Se habla de oportunidad, de decisiones democráticas, de igualdad de condiciones a la hora de competir. Sabemos que no es cierto, que nadie les hace un favor por hacerles partícipes del juego. Que nunca fue la intención, además. Se les pone al límite y se les culpa. Por sucumbir, por ser débiles, hasta por su pobreza. Así funciona esto. Es terrible, traumático, y muchos han de morir para que uno solo gane. Lo saben, tal como nosotros sabemos que la posibilidad de que nos toque la lotería es mínima. Pero juegan (y jugamos) porque, ah, ¿y si lo consiguen? ¿Y si salen de allí millonarios? Así caen (caemos) en la trampa y el show continúa.
Las secuencias excesivamente largas son una de las flaquezas de “el Juego del Calamar”
Los momentos de humor ácido complementan la angustia y una tensión que apenas cesa. El drama alcanza su punto álgido en el sexto episodio. Ahí llegan algunos de los momentos más devastadores y de mayor impacto emocional. Es un capítulo pausado e íntimo, que presenta más de un dilema moral, y uno de los más sólidos a nivel narrativo. Sin embargo, es a partir de aquí cuando las flaquezas de la serie comienzan a aflorar de una manera más evidente. Son las secuencias excesivamente largas, que se regodean en el drama o en los aspectos más gore, la insatisfactoria trama policiaca y sus cabos sueltos o lo estereotipado de los ricos y poderosos, cuyos diálogos son rígidos y nada naturales.
El diseño de producción y la fotografía dotan al ambiente de cierta irrealidad, contrapuesta a la vida que los jugadores dejaron atrás y acorde a la fábula despiadada y cruel de la que ahora forman parte. Los monos en color rosa fuerte de los trabajadores del juego (que recuerdan a los rojos de “La Casa de Papel”, otro préstamo) y el verde de la ropa de los competidores destacan sobre el fondo apagado de su entorno.
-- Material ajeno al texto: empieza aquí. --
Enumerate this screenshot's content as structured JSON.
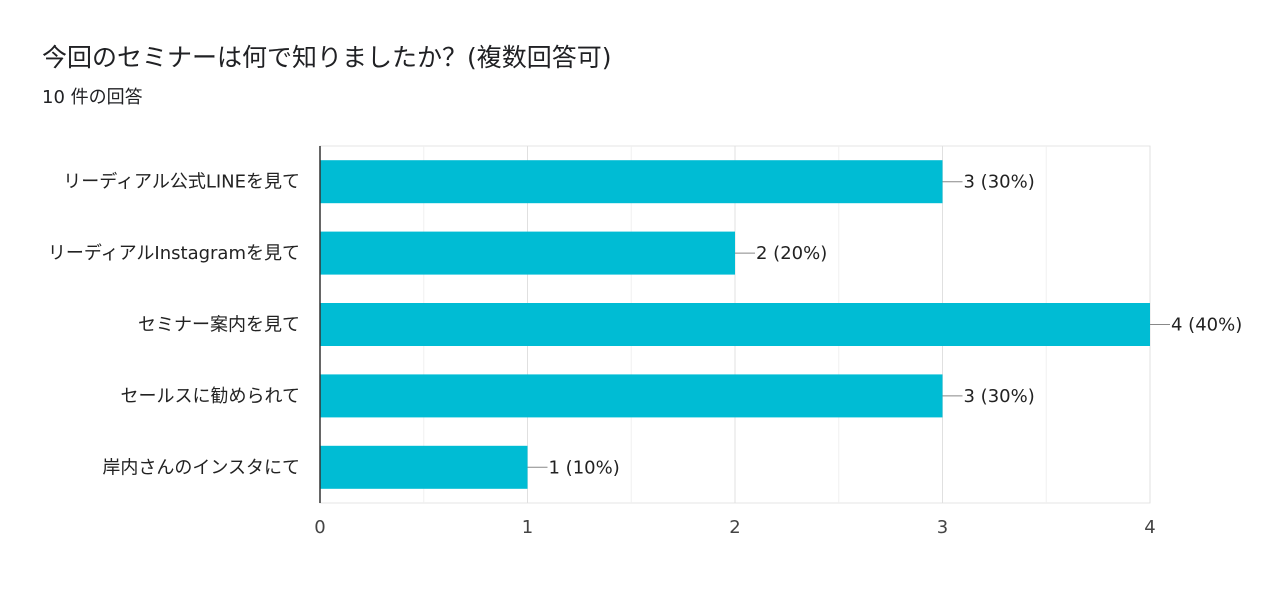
{
  "header": {
    "title": "今回のセミナーは何で知りましたか？(複数回答可)",
    "subtitle": "10 件の回答"
  },
  "chart_data": {
    "type": "bar",
    "orientation": "horizontal",
    "categories": [
      "リーディアル公式LINEを見て",
      "リーディアルInstagramを見て",
      "セミナー案内を見て",
      "セールスに勧められて",
      "岸内さんのインスタにて"
    ],
    "values": [
      3,
      2,
      4,
      3,
      1
    ],
    "value_labels": [
      "3 (30%)",
      "2 (20%)",
      "4 (40%)",
      "3 (30%)",
      "1 (10%)"
    ],
    "xlim": [
      0,
      4
    ],
    "xticks": [
      "0",
      "1",
      "2",
      "3",
      "4"
    ],
    "grid": true,
    "bar_color": "#00bcd4"
  }
}
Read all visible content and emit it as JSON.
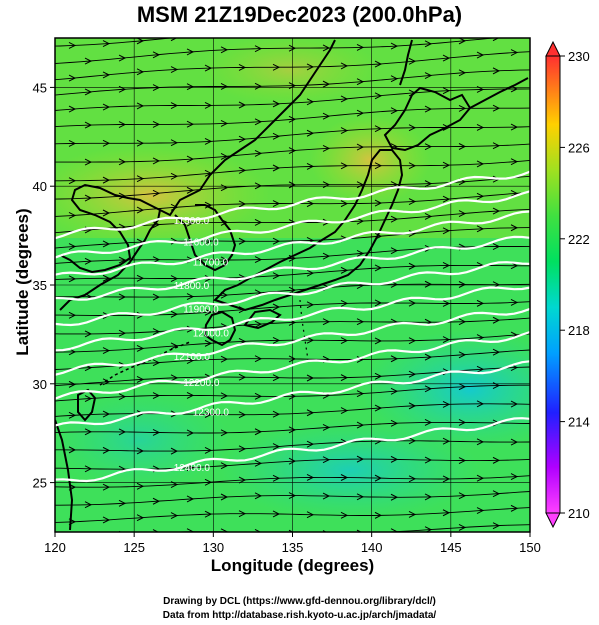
{
  "title": "MSM 21Z19Dec2023 (200.0hPa)",
  "x_axis": {
    "label": "Longitude (degrees)",
    "ticks": [
      "120",
      "125",
      "130",
      "135",
      "140",
      "145",
      "150"
    ],
    "range": [
      120,
      150
    ]
  },
  "y_axis": {
    "label": "Latitude  (degrees)",
    "ticks": [
      "25",
      "30",
      "35",
      "40",
      "45"
    ],
    "range": [
      22.5,
      47.5
    ]
  },
  "colorbar": {
    "ticks": [
      "230",
      "226",
      "222",
      "218",
      "214",
      "210"
    ],
    "range": [
      210,
      230
    ]
  },
  "contours": [
    {
      "label": "11500.0",
      "lat_west": 37.5
    },
    {
      "label": "11600.0",
      "lat_west": 36.4
    },
    {
      "label": "11700.0",
      "lat_west": 35.4
    },
    {
      "label": "11800.0",
      "lat_west": 34.2
    },
    {
      "label": "11900.0",
      "lat_west": 33.0
    },
    {
      "label": "12000.0",
      "lat_west": 31.8
    },
    {
      "label": "12100.0",
      "lat_west": 30.6
    },
    {
      "label": "12200.0",
      "lat_west": 29.3
    },
    {
      "label": "12300.0",
      "lat_west": 27.8
    },
    {
      "label": "12400.0",
      "lat_west": 25.0
    }
  ],
  "credits": {
    "line1": "Drawing by DCL (https://www.gfd-dennou.org/library/dcl/)",
    "line2": "Data from http://database.rish.kyoto-u.ac.jp/arch/jmadata/"
  },
  "colors": {
    "field_main": "#3ee05a",
    "field_warm": "#b0e020",
    "field_cool": "#22d6a0"
  }
}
La estética es, de nuevo, simple pero efectiva. Reconocible y difícil de olvidar. Un acierto.
El final prepara el terreno para una segunda temporada que no parece necesaria, pero que probablemente sirva para para resolver las dudas que quedaron en el aire y dar conclusión a un misterio concreto en el que no se ahonda y que, de ser este el desenlace, quedaría como totalmente innecesario.
«El Juego del Calamar» podría haber terminado aquí y habría sido un buen final para una muy buena serie, pero aún queda carne que devorar en estos huesos… y sangre por derramar.